Ever needed to show a local app to a teammate, a webhook, or a QA engineer who “doesn’t run things locally”? Enter localtunnel: the zero-config way to publish your localhost to the internet with a sharable URL. It’s like handing your app a passport and telling it to go see the world—safely, temporarily, and without DNS rituals.

Below is a quick guide with a tiny Node.js + Express “Hello, world!” and how to expose it using the localtunnel library.

What is localtunnel?

localtunnel creates a secure tunnel from a public URL to a port on your machine. You run your app on, say, localhost:3000, and localtunnel gives you a URL like https://curly-pigs-play.loca.lt that forwards traffic to your local server.
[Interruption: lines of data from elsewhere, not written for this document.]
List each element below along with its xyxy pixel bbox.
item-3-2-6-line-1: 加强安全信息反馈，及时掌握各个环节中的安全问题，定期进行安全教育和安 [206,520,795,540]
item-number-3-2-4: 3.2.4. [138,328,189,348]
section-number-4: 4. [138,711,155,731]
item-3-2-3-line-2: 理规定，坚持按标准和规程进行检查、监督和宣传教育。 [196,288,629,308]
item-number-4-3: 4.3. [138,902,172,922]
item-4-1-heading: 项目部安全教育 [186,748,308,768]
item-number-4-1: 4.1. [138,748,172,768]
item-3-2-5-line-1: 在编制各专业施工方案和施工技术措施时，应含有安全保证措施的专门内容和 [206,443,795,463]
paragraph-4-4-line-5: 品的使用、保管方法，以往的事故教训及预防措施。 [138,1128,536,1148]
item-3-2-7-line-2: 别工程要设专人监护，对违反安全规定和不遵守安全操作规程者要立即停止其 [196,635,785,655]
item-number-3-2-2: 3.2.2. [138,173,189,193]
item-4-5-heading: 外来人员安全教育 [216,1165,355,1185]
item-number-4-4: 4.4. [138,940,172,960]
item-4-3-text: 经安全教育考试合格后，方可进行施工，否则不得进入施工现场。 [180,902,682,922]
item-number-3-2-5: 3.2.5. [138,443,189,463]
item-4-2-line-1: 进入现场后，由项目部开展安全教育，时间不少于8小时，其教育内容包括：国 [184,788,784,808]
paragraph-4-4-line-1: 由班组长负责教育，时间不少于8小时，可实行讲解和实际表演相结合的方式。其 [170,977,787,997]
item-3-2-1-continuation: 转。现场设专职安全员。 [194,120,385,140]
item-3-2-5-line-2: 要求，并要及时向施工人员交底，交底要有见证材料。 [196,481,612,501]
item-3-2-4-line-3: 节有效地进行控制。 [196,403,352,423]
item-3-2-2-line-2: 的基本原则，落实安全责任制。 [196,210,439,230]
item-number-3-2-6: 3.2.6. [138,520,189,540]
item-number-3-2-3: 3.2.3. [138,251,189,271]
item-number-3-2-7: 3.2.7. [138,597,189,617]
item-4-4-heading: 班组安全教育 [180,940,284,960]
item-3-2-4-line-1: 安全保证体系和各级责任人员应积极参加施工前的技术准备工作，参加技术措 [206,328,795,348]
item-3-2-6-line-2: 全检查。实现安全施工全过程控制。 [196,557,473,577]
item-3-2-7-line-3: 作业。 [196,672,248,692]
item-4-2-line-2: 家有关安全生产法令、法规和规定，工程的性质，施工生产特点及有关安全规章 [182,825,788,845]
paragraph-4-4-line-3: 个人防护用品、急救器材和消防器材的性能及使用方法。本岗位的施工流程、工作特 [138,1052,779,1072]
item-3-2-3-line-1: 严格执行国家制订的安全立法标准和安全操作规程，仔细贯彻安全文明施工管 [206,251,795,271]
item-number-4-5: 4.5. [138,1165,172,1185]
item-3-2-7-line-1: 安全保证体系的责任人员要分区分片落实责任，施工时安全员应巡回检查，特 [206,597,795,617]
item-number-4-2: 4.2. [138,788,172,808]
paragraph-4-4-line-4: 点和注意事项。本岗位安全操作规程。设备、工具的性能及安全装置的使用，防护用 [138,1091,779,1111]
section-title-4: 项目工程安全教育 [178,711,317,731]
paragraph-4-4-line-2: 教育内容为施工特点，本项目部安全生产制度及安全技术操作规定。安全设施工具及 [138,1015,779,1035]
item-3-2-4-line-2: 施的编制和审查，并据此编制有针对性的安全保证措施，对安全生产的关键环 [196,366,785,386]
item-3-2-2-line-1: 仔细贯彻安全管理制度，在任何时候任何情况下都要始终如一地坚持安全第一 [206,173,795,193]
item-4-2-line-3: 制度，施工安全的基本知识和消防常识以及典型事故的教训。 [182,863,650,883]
Perfect for:

  • Testing webhooks from Stripe/GitHub/Twilio
  • Sharing in-progress UI with teammates
  • Quick demos without deploying

Basic Requirements

  • Node.js 18+ (or at least a modern LTS)
  • npm or yarn
  • An open port (we’ll use 3000)
  • Internet connection (the tunnel fairy needs it)

Project Setup

Let’s spin up a tiny Express app and then tunnel it.

1) Initialize a project

mkdir lt-express-demo
cd lt-express-demo
npm init -y
npm install express

2) Create a minimal Express server

Create a file named server.js:

import express from 'express';

const app = express();

app.get('/', (req, res) => {
  res.send('Hello, world! 👋');
});

app.listen(3000, () => {
  console.log('Local server listening on http://localhost:3000');
});

3) Run it locally

node server.js

Verify it works at http://localhost:3000. You should see “Hello, world! 👋”.

Using localtunnel via CLI

You can run your server as usual and in another terminal:

npx localtunnel --port 3000
# or with subdomain
npx localtunnel --port 3000 --subdomain my-snazzy-demo

This prints a public URL. Keep that process running to keep the tunnel open.

Tips, Quirks, and Gotchas

  • Subdomains are “best-effort.” If it’s taken, localtunnel will hand you a random animal-party URL. Embrace the chaos.
  • Tunnels are temporary. When the process dies, the URL goes poof.
  • For webhooks, set the service’s callback URL to your public tunnel URL (e.g., https://purple-mongoose-123.loca.lt/webhooks/stripe).
  • Don’t expose sensitive admin panels without auth. Tunnels are public by design.
  • Firewalls/Corporate networks can be “fun.” If the tunnel can’t connect, check outbound restrictions.

Final Thoughts

localtunnel is a tiny tool that punches way above its weight—perfect for demos, webhooks, and “can you just check this real quick?” moments. Pair it with a simple Express “Hello, world!” and you’ve got the world’s fastest shareable prototype. Now go forth and tunnel like it’s 1999 dial-up, but faster and much less screechy.